The Many Origins of the Legion of Superheroes by Eric S Brown

The Many Origins of the Legion of Superheroes
Eric S Brown

The Legion of Superheroes is a DC Comics’ team whose adventures take place one thousand years in the future, after the days of Superman and Batman. The Legion is perhaps the most rebooted team in the history of comics. Originally created in the late 1950s to serve as a supporting cast for Superboy. Saturn Girl, Cosmic Boy, and Lightning Lad were the team’s first three members but the Legion’s membership grew constantly during those early adventures . By only their fourth appearance, the Legion already consisted of a dozen members. The Legion has remained an iconic part of the DC universe, expanding into their own title only to have it be canceled and brought back time and time again.

The first major change to the Legion came in the aftermath of Crisis on Infinite Earths which erased the existence of Superboy and all of the team’s early adventures were now no longer part of DC’s main history but rather had existed only within a pocket universe created. It would be revealed that this pocket universe was actually created by one of the team’s more powerful enemies and would become an important plot point in a later incarnation of the Legion.  

The next reboot of the Legion jumped into their own future with the team’s heroes now grown up into adults and their adventures taking on much darker themes. The team was popular enough at the time to have DC create and launch as second title for it entitled Legionnarries which returned to showcasing new stories of the team’s younger days. Both of these ended with DC’s Zero Hour event during which Hal Jordon’s attempted rewriting of the DCU erased the Legion completely. They were brought back with an entirely new history by Mark Waid’s famous run on the title that began in 2005. In this incarnation, the team was more than just heroes, they were prime movers in terms of social change, pushing for people to return to living with one another in real life instead of through vitural means. This take on the Legion as cultural rebels remains one of the best loved runs of their adventures and its first stories are collected in a trade paperback entitled Teenage Revolution. Despite the quality of Waid’s run, the Legion was canceled yet again in 2009.

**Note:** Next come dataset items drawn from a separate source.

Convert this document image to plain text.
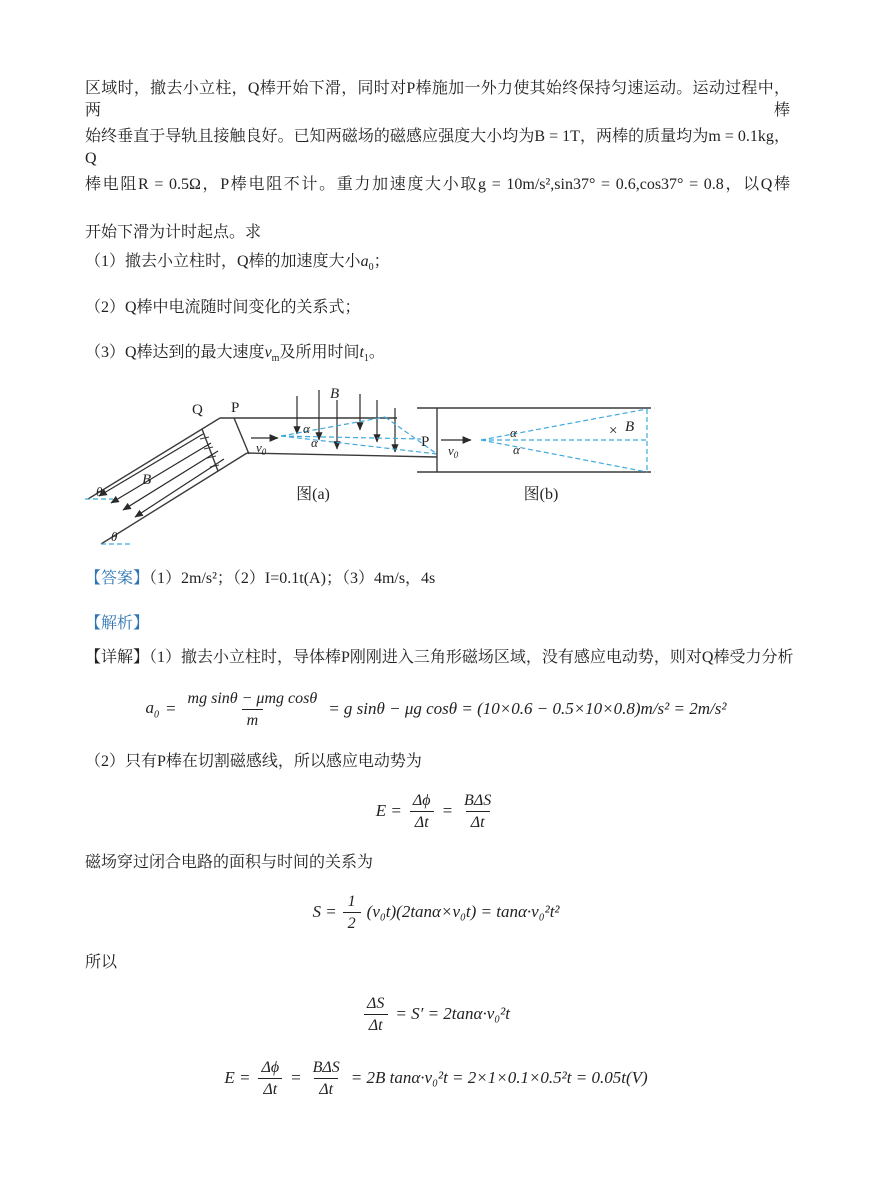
区域时，撤去小立柱，Q棒开始下滑，同时对P棒施加一外力使其始终保持匀速运动。运动过程中，两棒
始终垂直于导轨且接触良好。已知两磁场的磁感应强度大小均为B = 1T，两棒的质量均为m = 0.1kg，Q
棒电阻R = 0.5Ω，P棒电阻不计。重力加速度大小取g = 10m/s²,sin37° = 0.6,cos37° = 0.8，以Q棒
开始下滑为计时起点。求
（1）撤去小立柱时，Q棒的加速度大小$a_0$；
（2）Q棒中电流随时间变化的关系式；
（3）Q棒达到的最大速度$v_m$及所用时间$t_1$。
Q P
B
B
θ
θ
$v_0$
α
α
图(a)
P
$v_0$
α
α
× B
图(b)
【答案】（1）2m/s²；（2）I=0.1t(A)；（3）4m/s，4s
【解析】
【详解】（1）撤去小立柱时，导体棒P刚刚进入三角形磁场区域，没有感应电动势，则对Q棒受力分析
$a_0 = \frac{\text{mg sinθ − μmg cosθ}}{m} = g$ sinθ − μg cosθ = (10×0.6 − 0.5×10×0.8)m/s² = 2m/s²
（2）只有P棒在切割磁感线，所以感应电动势为
$E = \frac{\Delta\phi}{\Delta t} = \frac{\text{BΔS}}{\Delta t}$
磁场穿过闭合电路的面积与时间的关系为
$S = \frac{1}{2} (v_0t)(2\tan\alpha\times v_0t) = \tan\alpha\cdot v_0^2t^2$
所以
$\frac{\Delta S}{\Delta t} = S' = 2\tan\alpha\cdot v_0^2t$
$E = \frac{\Delta\phi}{\Delta t} = \frac{\text{BΔS}}{\Delta t} = 2B$ tanα·v₀²t = 2×1×0.1×0.5²t = 0.05t(V)
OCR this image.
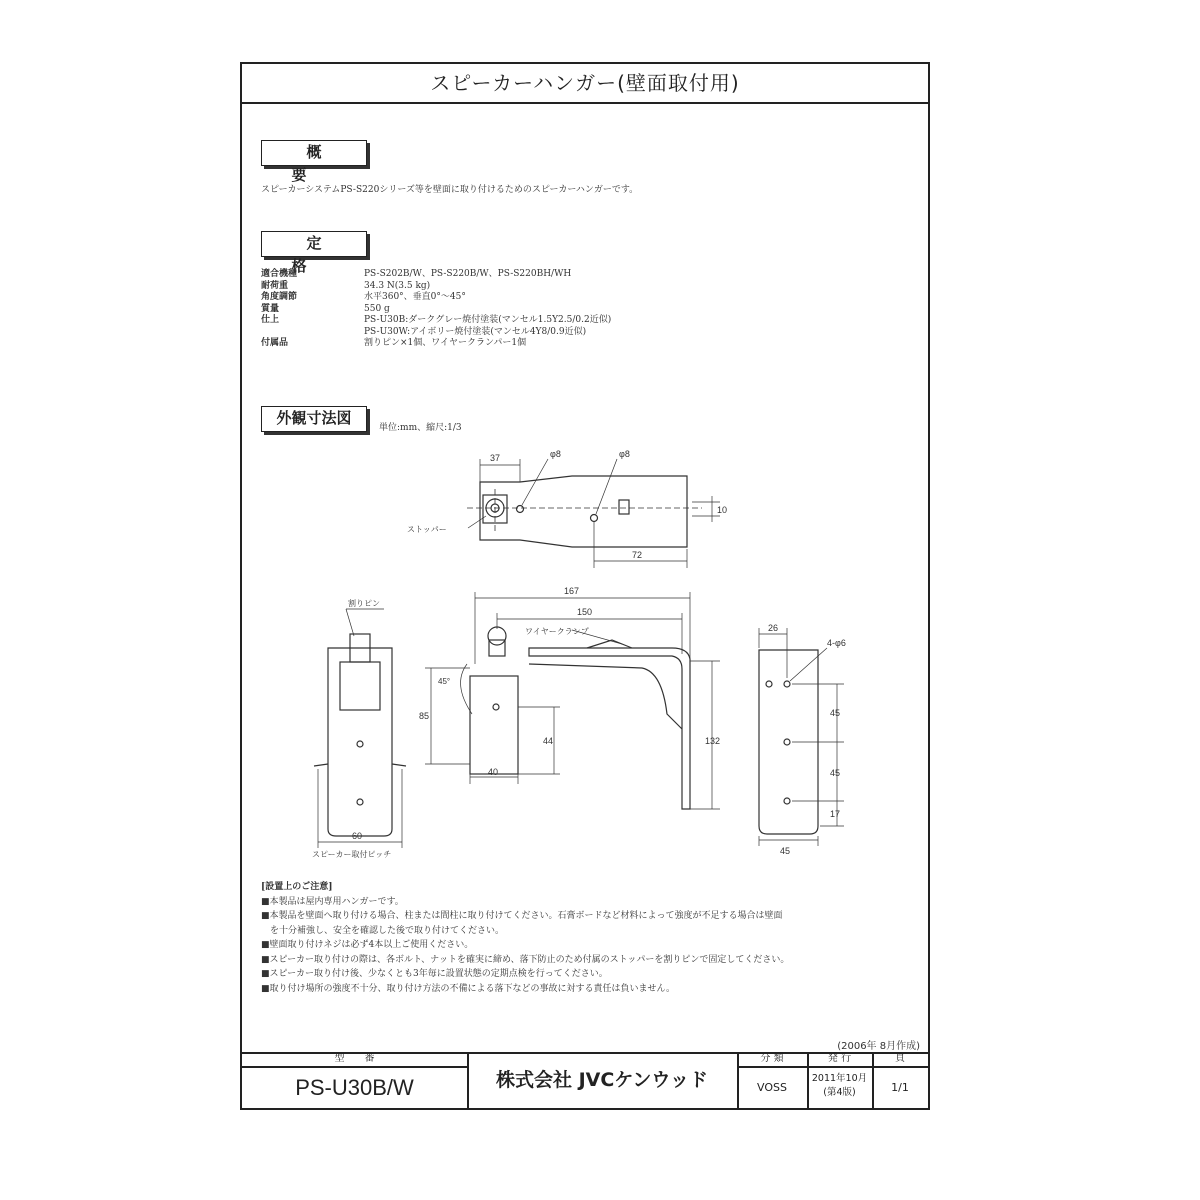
スピーカーハンガー(壁面取付用)
概要
スピーカーシステムPS-S220シリーズ等を壁面に取り付けるためのスピーカーハンガーです。
定格
適合機種	PS-S202B/W、PS-S220B/W、PS-S220BH/WH
耐荷重	34.3 N(3.5 kg)
角度調節	水平360°、垂直0°～45°
質量	550 g
仕上	PS-U30B:ダークグレー焼付塗装(マンセル1.5Y2.5/0.2近似)
PS-U30W:アイボリー焼付塗装(マンセル4Y8/0.9近似)
付属品	割りピン×1個、ワイヤークランパー1個
外観寸法図
単位:mm、縮尺:1/3
37	φ8	φ8
10
72
ストッパー
167
150
ワイヤークランプ
45°
85
44
40
132
割りピン
60
スピーカー取付ピッチ
26
4-φ6
45
45
17
45
[設置上のご注意]
■本製品は屋内専用ハンガーです。
■本製品を壁面へ取り付ける場合、柱または間柱に取り付けてください。石膏ボードなど材料によって強度が不足する場合は壁面
　を十分補強し、安全を確認した後で取り付けてください。
■壁面取り付けネジは必ず4本以上ご使用ください。
■スピーカー取り付けの際は、各ボルト、ナットを確実に締め、落下防止のため付属のストッパーを割りピンで固定してください。
■スピーカー取り付け後、少なくとも3年毎に設置状態の定期点検を行ってください。
■取り付け場所の強度不十分、取り付け方法の不備による落下などの事故に対する責任は負いません。
(2006年 8月作成)
型　　番
PS-U30B/W	株式会社 JVCケンウッド
分 類
VOSS
発 行
2011年10月
(第4版)
頁
1/1
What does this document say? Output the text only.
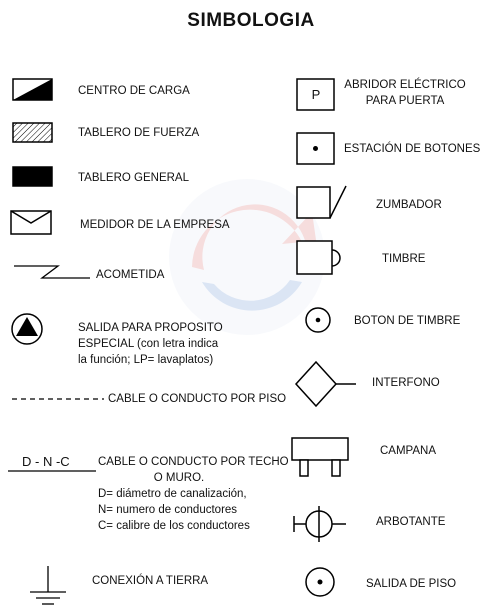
SIMBOLOGIA
CENTRO DE CARGA
TABLERO DE FUERZA
TABLERO GENERAL
MEDIDOR DE LA EMPRESA
ACOMETIDA
SALIDA PARA PROPOSITO
ESPECIAL (con letra indica
la función; LP= lavaplatos)
CABLE O CONDUCTO POR PISO
D - N -C CABLE O CONDUCTO POR TECHO
O MURO.
D= diámetro de canalización,
N= numero de conductores
C= calibre de los conductores
CONEXIÓN A TIERRA
P
ABRIDOR ELÉCTRICO
PARA PUERTA
ESTACIÓN DE BOTONES
ZUMBADOR
TIMBRE
BOTON DE TIMBRE
INTERFONO
CAMPANA
ARBOTANTE
SALIDA DE PISO
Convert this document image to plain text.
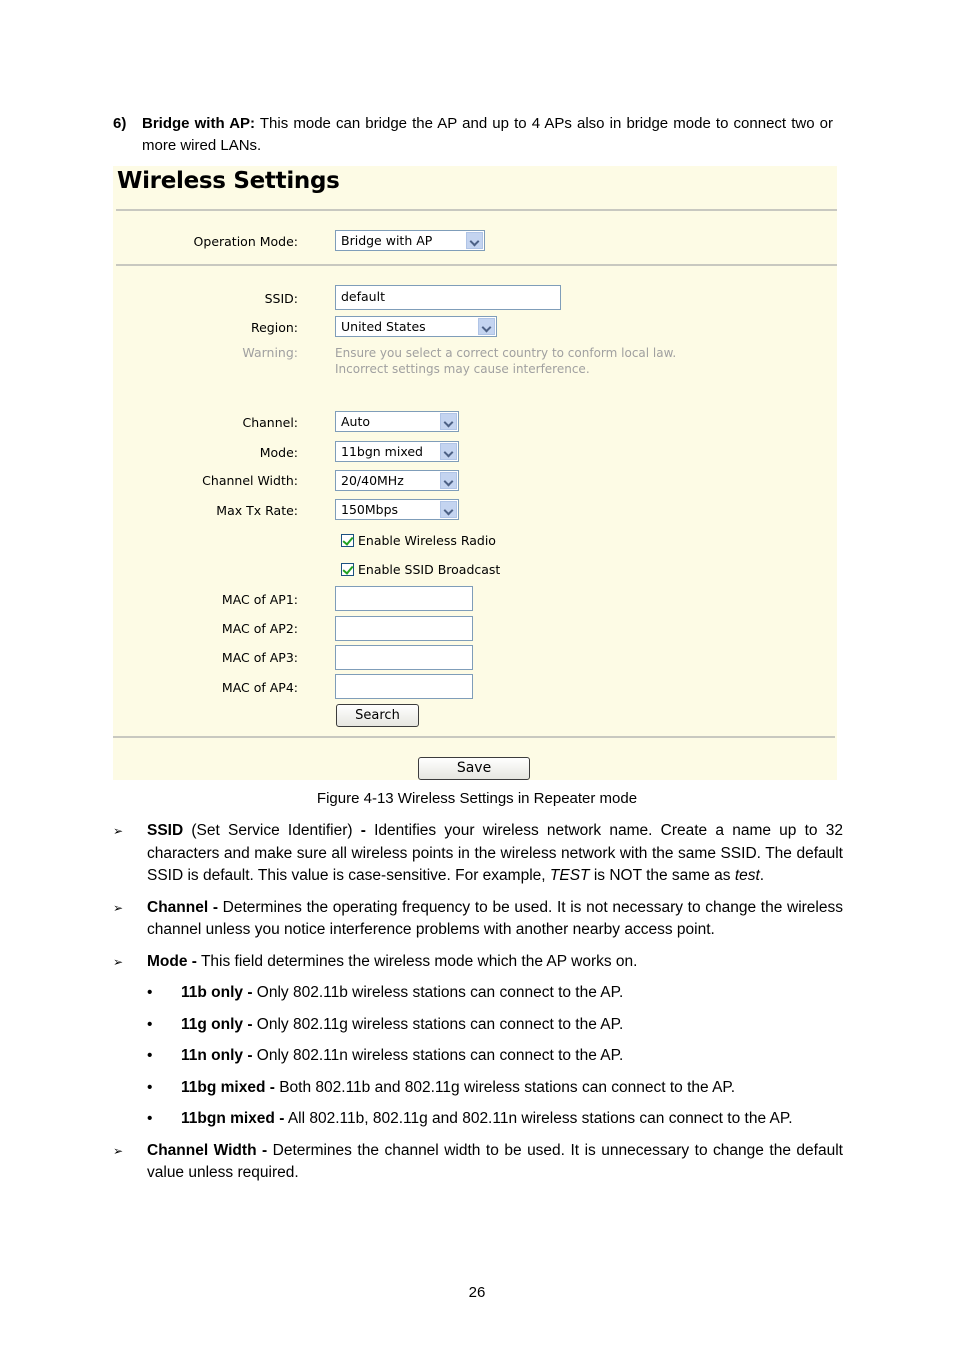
6) Bridge with AP: This mode can bridge the AP and up to 4 APs also in bridge mode to connect two or more wired LANs.
Wireless Settings
Operation Mode:	Bridge with AP
SSID:	default
Region:	United States
Warning:	Ensure you select a correct country to conform local law.
Incorrect settings may cause interference.
Channel:	Auto
Mode:	11bgn mixed
Channel Width:	20/40MHz
Max Tx Rate:	150Mbps
Enable Wireless Radio
Enable SSID Broadcast
MAC of AP1:
MAC of AP2:
MAC of AP3:
MAC of AP4:
Search
Save
Figure 4-13 Wireless Settings in Repeater mode
➢ SSID (Set Service Identifier) - Identifies your wireless network name. Create a name up to 32 characters and make sure all wireless points in the wireless network with the same SSID. The default SSID is default. This value is case-sensitive. For example, TEST is NOT the same as test.
➢ Channel - Determines the operating frequency to be used. It is not necessary to change the wireless channel unless you notice interference problems with another nearby access point.
➢ Mode - This field determines the wireless mode which the AP works on.
• 11b only - Only 802.11b wireless stations can connect to the AP.
• 11g only - Only 802.11g wireless stations can connect to the AP.
• 11n only - Only 802.11n wireless stations can connect to the AP.
• 11bg mixed - Both 802.11b and 802.11g wireless stations can connect to the AP.
• 11bgn mixed - All 802.11b, 802.11g and 802.11n wireless stations can connect to the AP.
➢ Channel Width - Determines the channel width to be used. It is unnecessary to change the default value unless required.
26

The Legion was later restored to being a full part of the DCU’s timeline in Infinite Crisis by a storyline known as the Lightning Saga. This reboot erased nearly a decade worth of Legion stories and returned them to who they were during Crisis on Infinite Earths only younger.

Many events and storylines such as The Legion of Three Worlds, the New 52, DC Rebirth, etc. continue to change up the status quo of the Legion and its place in the DCU. The most current run of the Legion lasted only a meager dozen issues and created yet again an entirely new version of them, being much closer to a future version of the Justice League than anything the Legion had been before and at its end during the Future State event, the team suffers a betrayal which brings to an end, its members dying in battle.

If DC reboots the Legion in the future, most fans hope they will be something much closer to their original version or at least Mark Waid’s fantastic run on the title than the odd and not quite right version which was just killed off.